There are several criteria for a gene drive to occur. The species of interest must sexually reproduce, have more than one copy of that chromosomes, and reproduce at a relatively high frequency so that the gene penetrates the population in a reasonable amount of time. The preeminent target of all the talk about gene drives are the mosquitos as they are a host for many human pathogens and they fit the above requirements. This method understandably has numerous technical and ethical considerations. Modifying the genome of an entire population could have unforeseen consequences such as disrupting the native ecosystem(s), cross-breeding to non-target population, or spontaneous mutations that cause unintended side effects. In addition to these considerations, there are bioethical concerns about genetically modifying an individual organism much less an entire species.

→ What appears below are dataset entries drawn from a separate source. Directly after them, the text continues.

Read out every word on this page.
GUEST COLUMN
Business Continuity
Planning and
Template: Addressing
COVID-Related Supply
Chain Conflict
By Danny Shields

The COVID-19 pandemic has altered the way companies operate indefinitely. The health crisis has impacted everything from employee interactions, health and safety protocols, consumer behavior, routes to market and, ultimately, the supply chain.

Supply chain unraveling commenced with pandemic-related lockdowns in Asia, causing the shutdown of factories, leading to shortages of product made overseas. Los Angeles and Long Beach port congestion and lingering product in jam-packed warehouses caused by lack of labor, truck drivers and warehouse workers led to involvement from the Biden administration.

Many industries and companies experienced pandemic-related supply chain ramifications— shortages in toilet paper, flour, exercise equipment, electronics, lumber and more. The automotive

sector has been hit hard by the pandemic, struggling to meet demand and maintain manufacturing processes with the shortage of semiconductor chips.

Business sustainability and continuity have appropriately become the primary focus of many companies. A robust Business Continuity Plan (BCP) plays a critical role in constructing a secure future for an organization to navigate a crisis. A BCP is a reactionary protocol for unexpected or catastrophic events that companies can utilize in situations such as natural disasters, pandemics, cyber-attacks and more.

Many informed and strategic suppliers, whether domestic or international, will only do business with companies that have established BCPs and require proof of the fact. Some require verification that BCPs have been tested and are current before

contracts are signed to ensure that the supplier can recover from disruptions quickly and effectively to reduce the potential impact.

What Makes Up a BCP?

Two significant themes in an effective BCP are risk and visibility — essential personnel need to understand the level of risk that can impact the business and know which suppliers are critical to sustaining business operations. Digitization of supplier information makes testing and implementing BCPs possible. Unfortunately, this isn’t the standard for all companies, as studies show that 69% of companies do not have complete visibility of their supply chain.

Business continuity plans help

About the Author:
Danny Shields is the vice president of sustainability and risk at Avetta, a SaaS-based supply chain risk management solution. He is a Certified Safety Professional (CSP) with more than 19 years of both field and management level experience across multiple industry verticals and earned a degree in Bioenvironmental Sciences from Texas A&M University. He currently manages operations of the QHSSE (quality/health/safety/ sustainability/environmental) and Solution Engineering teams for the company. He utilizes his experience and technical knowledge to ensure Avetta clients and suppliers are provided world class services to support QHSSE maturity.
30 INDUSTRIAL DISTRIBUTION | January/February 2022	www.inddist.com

Scientists have no proposed way to stop or counteract the effects of a gene drive should something unexpected occur. Our proposed solution is a recovery drive.

Recovery Drive

A recovery drive is a gene drive with the intention of erasing the effect of the initial gene drive. There are two major parts the recovery needs. First it needs a mutated copy of the affected protein such that the gene drive's gRNA can no longer bind to that region thus preventing the gene drive from progressing and second, Cas9 and a new gRNA sequence need to be present. The gRNA target sequence needs to bind to something exclusively found in the gene drive and not found in the recovery drive. Because most of the fears are about the lack of control over the direction of the gene drive, our goal was to model an inducible one so that we could have greater control over the recovery process.